Why OpenScraper has been created ?


Scraping can quickly become a mess, mostly if you need to scrap several websites in order to eventually get a structured dataset. Usually you need to set up several scrapers for every website, configure the spiders one by one, get the data from every website, and clean up the mess to get from this raw material one structured dataset you know that exists...

Yes, similar solutions already does exist... but...

So you have mainly three options when it comes to scrap the web :

  • either use a proprietary and quite expensive service (like Apify or import.io) and depend on an external service ;
  • ask a friend if you are lucky, ask a developer or a company to do it for you if you have money for that...
  • or if you have the know-how write your own code (for instance based on BeautifulSoup or Scrapy), adapt it for your own purposes, and usually be the only one (I mean the only developer around) to be able to use/adapt it.

A theoretical use case

So let's say you are a researcher, a journalist, a public servant in an administration, a member of any association who want to survey some evolutions in the society... Let's say you need data not easy to get, and you can't afford to spend thousand of euros in using a private service for webscraping.
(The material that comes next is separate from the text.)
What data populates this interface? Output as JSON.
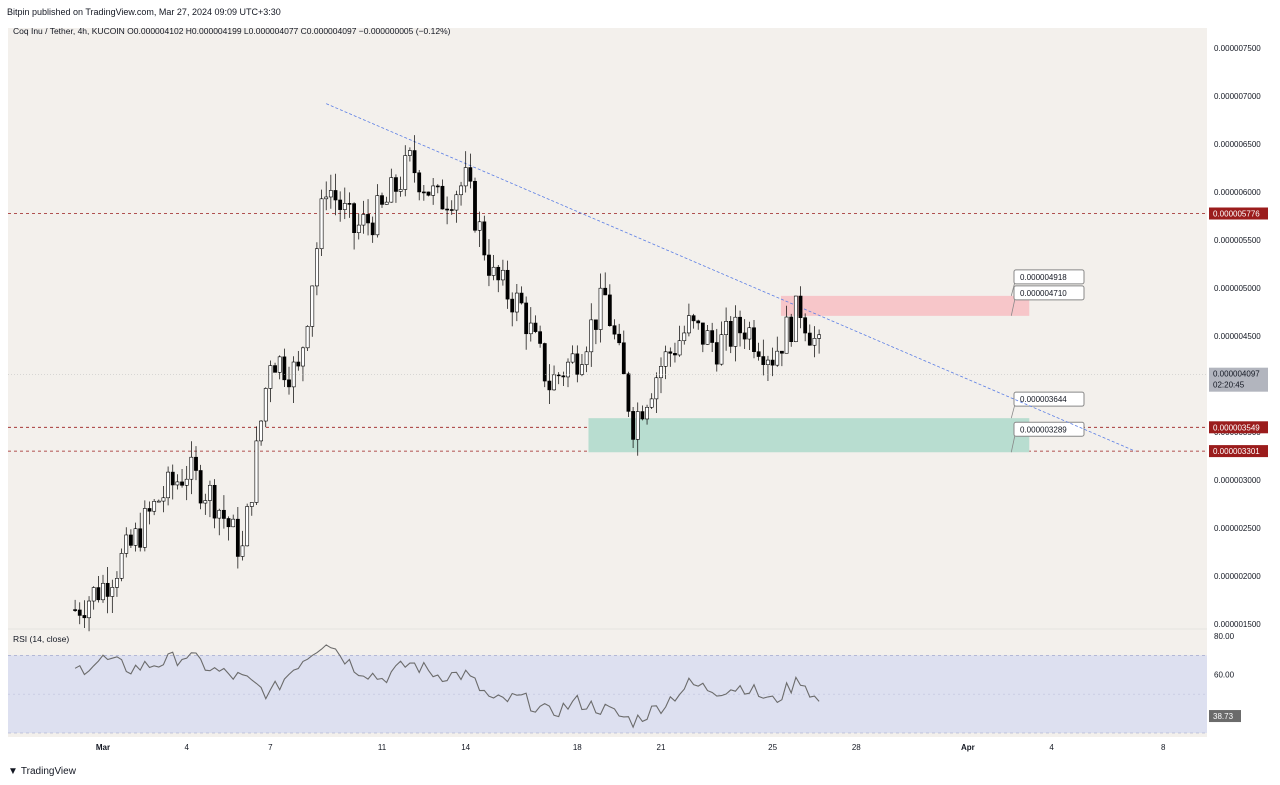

You'd have a list of different websites you want to scrap similar information from, each website having some urls where are listed those data (in our first case social innovation projects). For every information you know it could be similarly described with : a title, an abstract, an image, a list of tags, an url, and the name and url of the source website, and so on...

So to use OpenScraper you would have to :

  • specify the data structure you expect ("title", "abstract", etc...) ;
  • add a new contributor (a source website) : at least its name and the start_url from which you'll do the scraping ;
  • configure the spider for every contributor, i.e. specify the xpaths for every field (xpath for "title", xpath for "abstract", etc... );
  • save the contributor spider configuration, and click on the "run spider" button...
  • the data will be stored in the OpenScraper database (MongoDB), so you could later retrieve the structured data (with an API endpoint or in a tabular format like a .csv file)

An open scraper for more digital commons

To make that job a bit easier (and far cheaper) OpenScraper aims to display an online GUI interface (a webapp on the client side) so you'll just have to set the field names (the data structure you expect), then enter a list of websites to scrap, for each one set up the xpath to scrap for each field, and finally click on a button to run the scraper configured for each website...

... and tadaaaa, you'll have your data : you will be able able to import it, share it, and visualize it (at least we're working on it as quickly as we can)... OpenScraper is developped in open source, and will provide a documentation as much as a legal framework (licence and CGU) aiming to make the core system of OpenScraper fit the RGPD, in the letter and in the spirit.